Auf Wunsch ihrer Angehörigen wurde der Leichnam verbrannt. Die Asche wurde zum Teil am Strand von Leblon verstreut, zum Teil auf einem Familiensitz im Hinterland von Rio de Janeiro, wo die Ausnahmesportlerin gerne die Wochenenden verbrachte.
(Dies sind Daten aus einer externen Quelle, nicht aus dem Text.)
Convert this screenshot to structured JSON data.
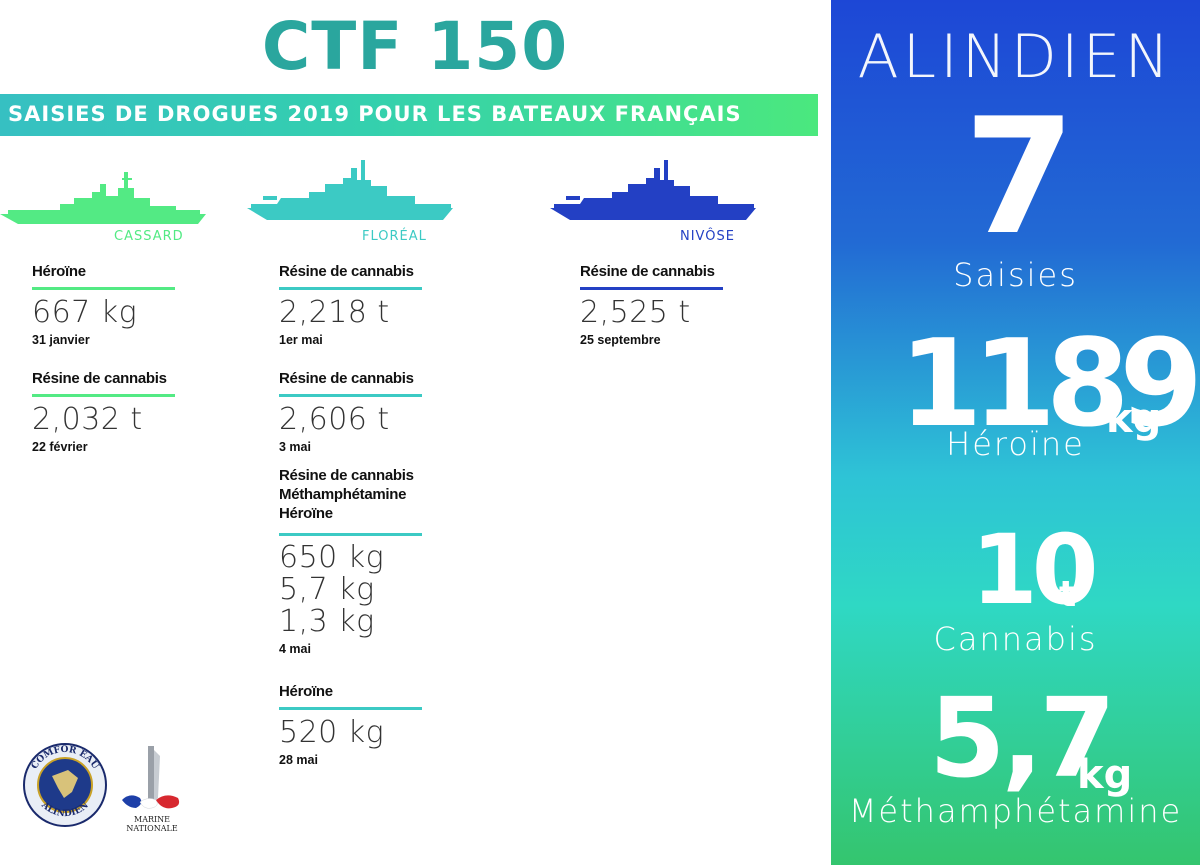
{
  "header": {
    "title": "CTF 150",
    "banner": "SAISIES DE DROGUES 2019 POUR LES BATEAUX FRANÇAIS"
  },
  "ships": [
    {
      "name": "CASSARD",
      "color": "#53ea84"
    },
    {
      "name": "FLORÉAL",
      "color": "#3ccac4"
    },
    {
      "name": "NIVÔSE",
      "color": "#2340c4"
    }
  ],
  "cassard": [
    {
      "label": "Héroïne",
      "value": "667 kg",
      "date": "31 janvier"
    },
    {
      "label": "Résine de cannabis",
      "value": "2,032 t",
      "date": "22 février"
    }
  ],
  "floreal": [
    {
      "label": "Résine de cannabis",
      "value": "2,218 t",
      "date": "1er mai"
    },
    {
      "label": "Résine de cannabis",
      "value": "2,606 t",
      "date": "3 mai"
    },
    {
      "label1": "Résine de cannabis",
      "label2": "Méthamphétamine",
      "label3": "Héroïne",
      "value1": "650 kg",
      "value2": "5,7 kg",
      "value3": "1,3 kg",
      "date": "4 mai"
    },
    {
      "label": "Héroïne",
      "value": "520 kg",
      "date": "28 mai"
    }
  ],
  "nivose": [
    {
      "label": "Résine de cannabis",
      "value": "2,525 t",
      "date": "25 septembre"
    }
  ],
  "summary": {
    "title": "ALINDIEN",
    "seizures_value": "7",
    "seizures_label": "Saisies",
    "heroin_value": "1189",
    "heroin_unit": "kg",
    "heroin_label": "Héroïne",
    "cannabis_value": "10",
    "cannabis_unit": "t",
    "cannabis_label": "Cannabis",
    "meth_value": "5,7",
    "meth_unit": "kg",
    "meth_label": "Méthamphétamine"
  },
  "logos": {
    "comfor_top": "COMFOR EAU",
    "comfor_bottom": "ALINDIEN",
    "marine_line1": "MARINE",
    "marine_line2": "NATIONALE"
  }
}
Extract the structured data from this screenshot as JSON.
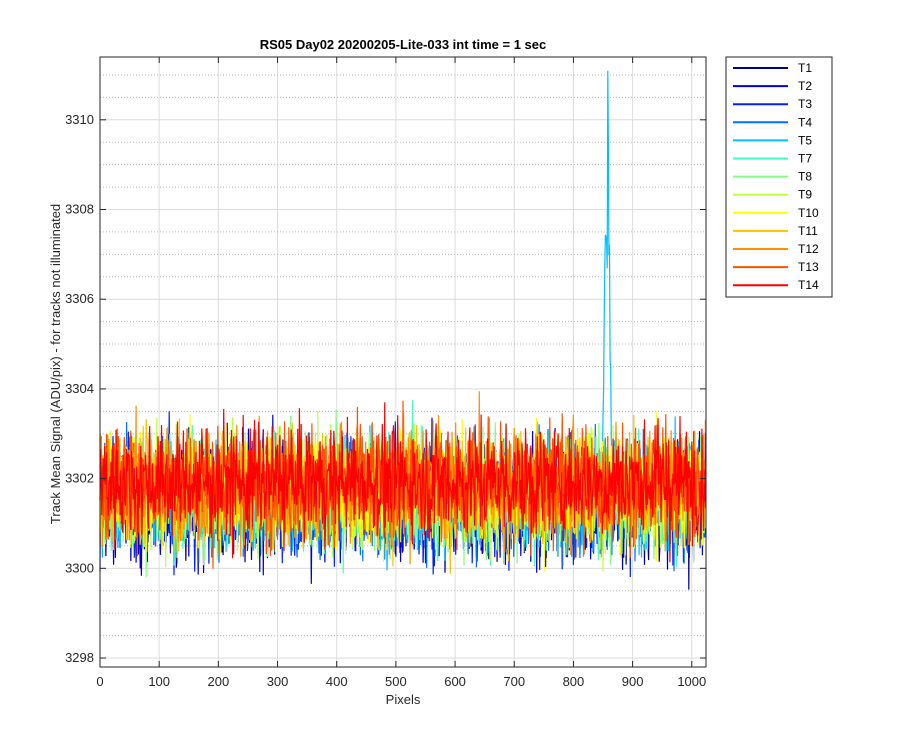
{
  "chart_data": {
    "type": "line",
    "title": "RS05 Day02 20200205-Lite-033 int time = 1 sec",
    "xlabel": "Pixels",
    "ylabel": "Track Mean Signal (ADU/pix) - for tracks not illuminated",
    "xlim": [
      0,
      1024
    ],
    "ylim": [
      3297.8,
      3311.4
    ],
    "xticks": [
      0,
      100,
      200,
      300,
      400,
      500,
      600,
      700,
      800,
      900,
      1000
    ],
    "yticks": [
      3298,
      3300,
      3302,
      3304,
      3306,
      3308,
      3310
    ],
    "grid": true,
    "minor_grid_y": true,
    "legend_position": "outside-top-right",
    "n_points": 1024,
    "approx_mean": 3301.7,
    "approx_noise_range": [
      3299.0,
      3304.5
    ],
    "spike": {
      "series": "T5",
      "x": 857,
      "peak": 3311.4
    },
    "series": [
      {
        "name": "T1",
        "color": "#00008f"
      },
      {
        "name": "T2",
        "color": "#0000cf"
      },
      {
        "name": "T3",
        "color": "#0020ff"
      },
      {
        "name": "T4",
        "color": "#0070ff"
      },
      {
        "name": "T5",
        "color": "#00c0ff"
      },
      {
        "name": "T7",
        "color": "#40ffbf"
      },
      {
        "name": "T8",
        "color": "#80ff80"
      },
      {
        "name": "T9",
        "color": "#bfff40"
      },
      {
        "name": "T10",
        "color": "#ffff00"
      },
      {
        "name": "T11",
        "color": "#ffc000"
      },
      {
        "name": "T12",
        "color": "#ff9000"
      },
      {
        "name": "T13",
        "color": "#ff5000"
      },
      {
        "name": "T14",
        "color": "#ff0000"
      }
    ]
  }
}
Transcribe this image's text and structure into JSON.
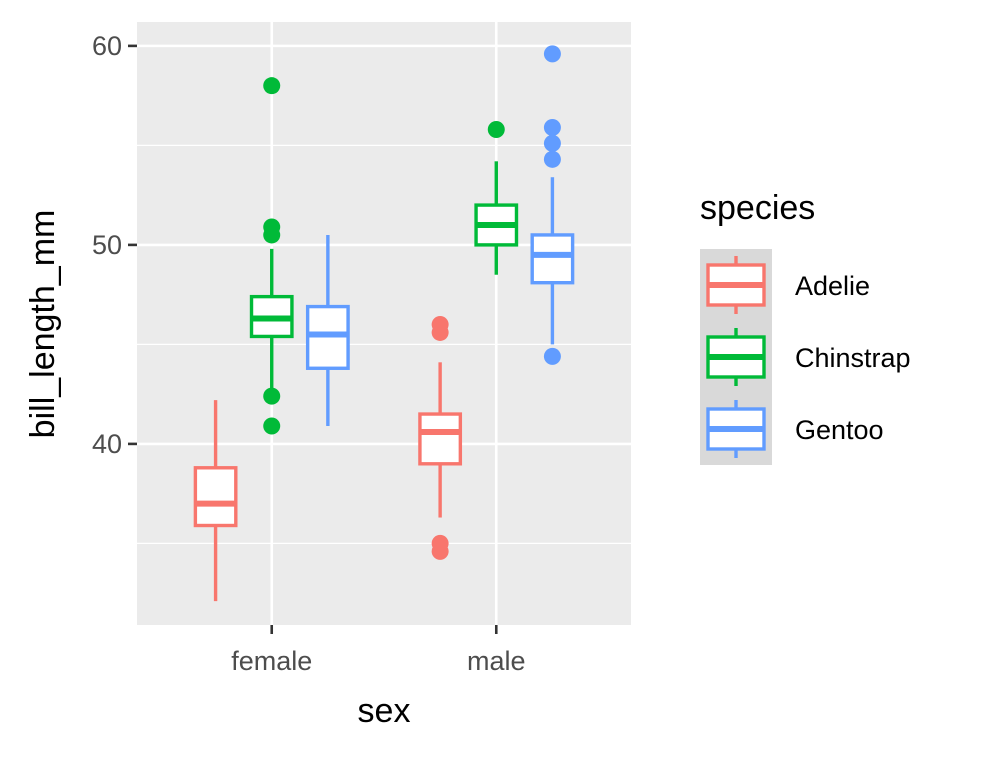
{
  "chart_data": {
    "type": "box",
    "title": "",
    "xlabel": "sex",
    "ylabel": "bill_length_mm",
    "categories": [
      "female",
      "male"
    ],
    "y_ticks": [
      40,
      50,
      60
    ],
    "y_tick_labels": [
      "40",
      "50",
      "60"
    ],
    "ylim": [
      30.9,
      61.2
    ],
    "grid": true,
    "legend": {
      "title": "species",
      "position": "right"
    },
    "series": [
      {
        "name": "Adelie",
        "color": "#F8766D",
        "boxes": [
          {
            "category": "female",
            "lower_whisker": 32.1,
            "q1": 35.9,
            "median": 37.0,
            "q3": 38.8,
            "upper_whisker": 42.2,
            "outliers": []
          },
          {
            "category": "male",
            "lower_whisker": 36.3,
            "q1": 39.0,
            "median": 40.6,
            "q3": 41.5,
            "upper_whisker": 44.1,
            "outliers": [
              34.6,
              35.0,
              45.6,
              46.0
            ]
          }
        ]
      },
      {
        "name": "Chinstrap",
        "color": "#00BA38",
        "boxes": [
          {
            "category": "female",
            "lower_whisker": 42.4,
            "q1": 45.4,
            "median": 46.3,
            "q3": 47.4,
            "upper_whisker": 49.8,
            "outliers": [
              40.9,
              42.4,
              50.5,
              50.9,
              58.0
            ]
          },
          {
            "category": "male",
            "lower_whisker": 48.5,
            "q1": 50.0,
            "median": 51.0,
            "q3": 52.0,
            "upper_whisker": 54.2,
            "outliers": [
              55.8
            ]
          }
        ]
      },
      {
        "name": "Gentoo",
        "color": "#619CFF",
        "boxes": [
          {
            "category": "female",
            "lower_whisker": 40.9,
            "q1": 43.8,
            "median": 45.5,
            "q3": 46.9,
            "upper_whisker": 50.5,
            "outliers": []
          },
          {
            "category": "male",
            "lower_whisker": 45.0,
            "q1": 48.1,
            "median": 49.5,
            "q3": 50.5,
            "upper_whisker": 53.4,
            "outliers": [
              44.4,
              54.3,
              55.1,
              55.9,
              59.6
            ]
          }
        ]
      }
    ]
  }
}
Maria Lenk lebte mit dem Wasser. Es schenkte ihr Kraft und Ausdauer. Bis zum allerletzten Tag ihres Lebens trainierte sie täglich mindestens eine Stunde und zog dabei unzählige Bahnen. Ob in Rio de Janeiro, auf Reisen oder bei den vielen Besuchen bei ihren Kindern in den Vereinigten Staaten. Die Welt, nicht nur Brasilien allein, hat eine grosse Sportlerin verloren. Maria Lenk wurde 92 Jahre alt.